Simões Pereira disse não ter dúvidas de que o atentado é consequência do posicionamento do Espaço de Concertação dos Partidos Democráticos, do qual a UM é membro, contra a presença da missão de estabilização da Comunidade Económica dos Estados da África Ocidental (CEDEAO) o país.

“Acto contínuo a essa conferência de imprensa vários membros do nosso grupo receberam chamadas anónimas, chamadas de ameaças à integridade física dos elementos e à integridade física de familiares dos elementos desse grupo", denunciou o líder da oposição, para quem "a vida na Guiné passou a valer isto”.

De acordo com o antigo primeiro-ministro, qualquer posição contra o regime é motivo para atentados e esta estratégia "faz parte de um todo, da construção de um quadro de medo, de um quadro de resignação popular, no sentido de permitir de que a anarquia, mas anarquia ordenada de cima, possa ser a nova ordem do país.

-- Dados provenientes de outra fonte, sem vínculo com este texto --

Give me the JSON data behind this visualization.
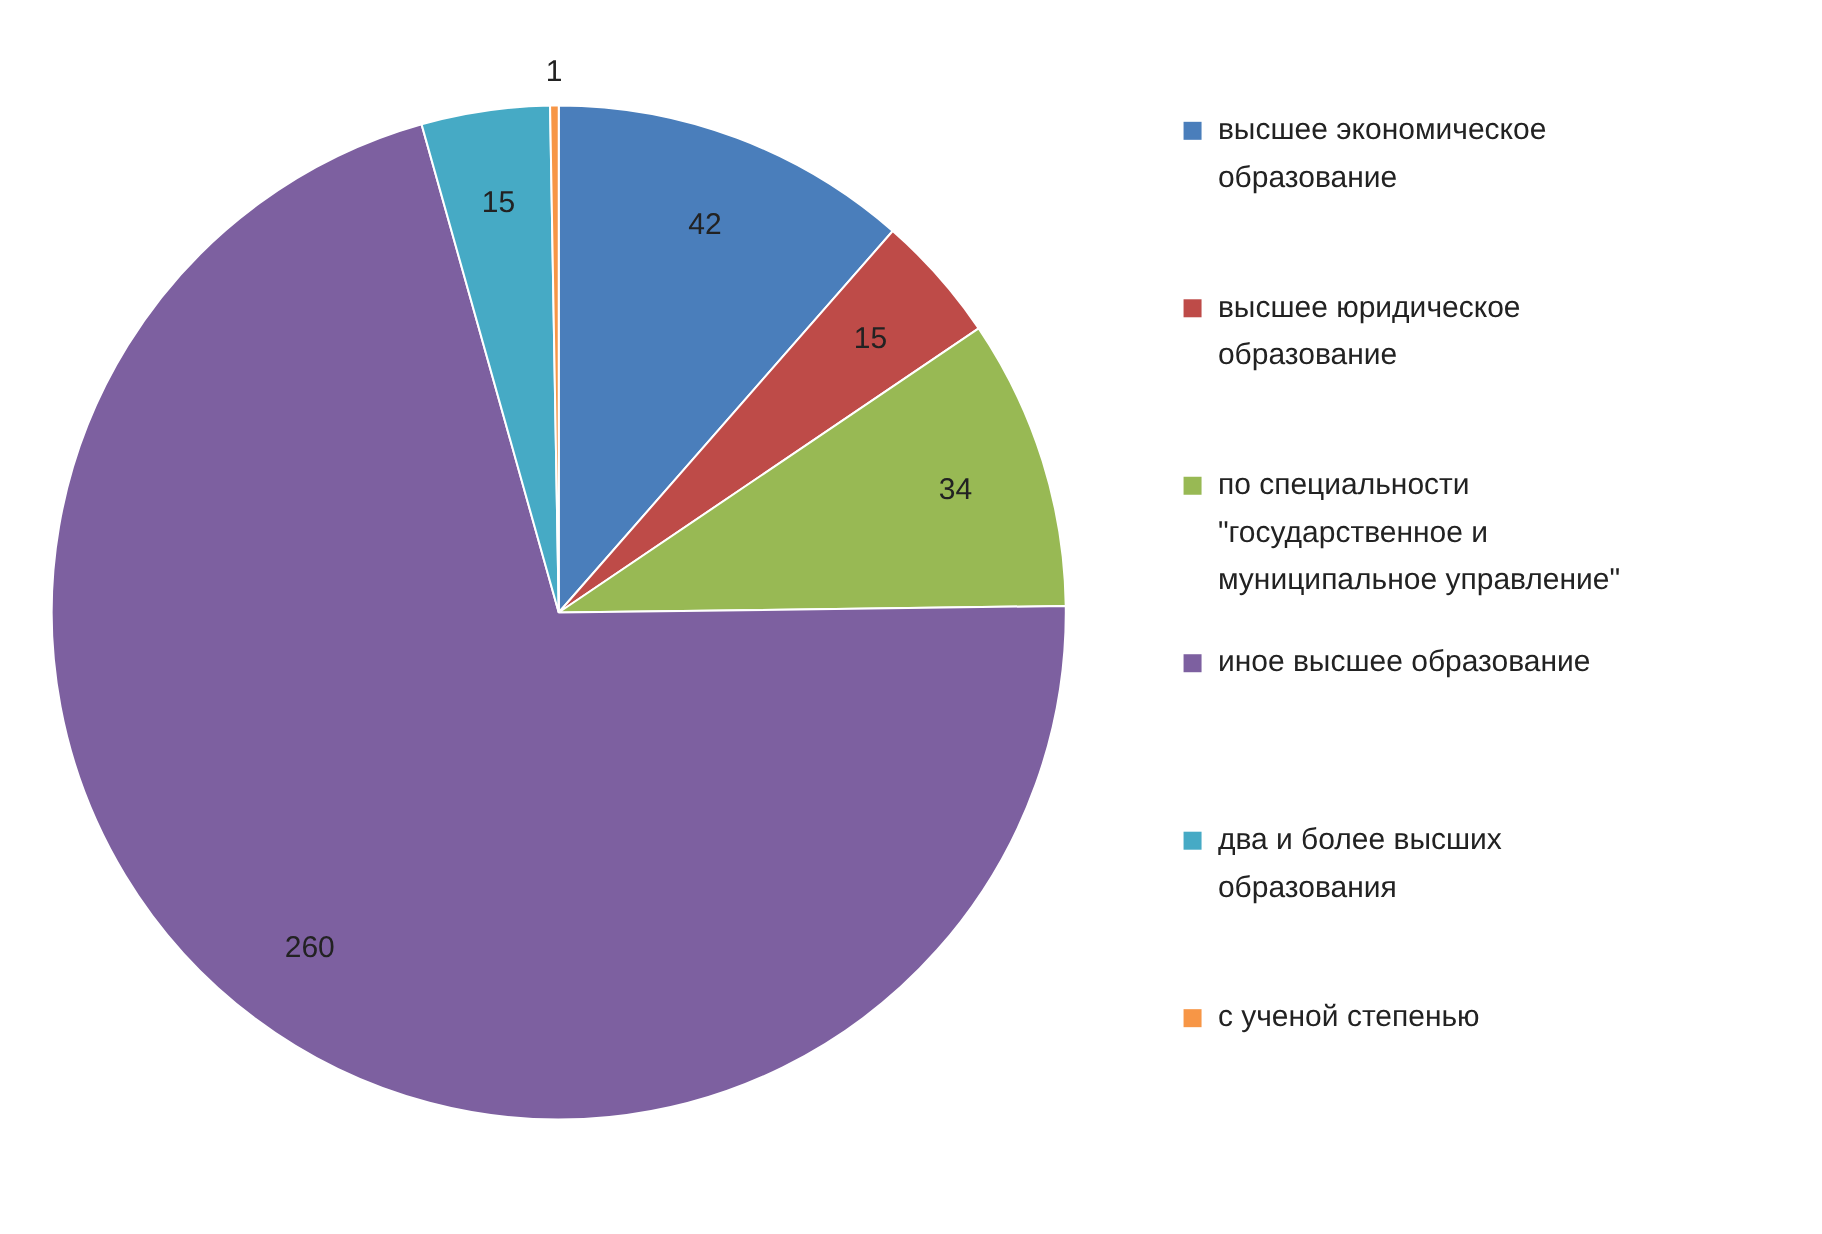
{
  "chart_data": {
    "type": "pie",
    "categories": [
      "высшее экономическое образование",
      "высшее юридическое образование",
      "по специальности \"государственное и муниципальное управление\"",
      "иное высшее образование",
      "два и более высших образования",
      "с ученой степенью"
    ],
    "values": [
      42,
      15,
      34,
      260,
      15,
      1
    ],
    "colors": [
      "#4a7ebb",
      "#be4b48",
      "#98b954",
      "#7d60a0",
      "#46aac5",
      "#f79646"
    ],
    "data_labels": true,
    "legend": "right"
  }
}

“Não vamos ter medo, não vamos escondermo-nos, estamos cá, que continuem a disparar, porque um dia o povo vai realmente acordar e perceber que tem de enfrentar este regime e por termo a esta situação”, alertou Domingos Simões Pereira.

O presidente da UM e proprietário da Rádio Bombolom foi atingido “gravemente” num dos pés, precisou uma fonte da família à VOA, indicando que terão sido disparados cerca de cinco tiros em direção ao deputado “que estava sentado no passeio da sua residência”.

“Os disparos foram feitos a partir de uma viatura que passava na rua à frente da sua residência”, disseram outras fontes na capital guineense.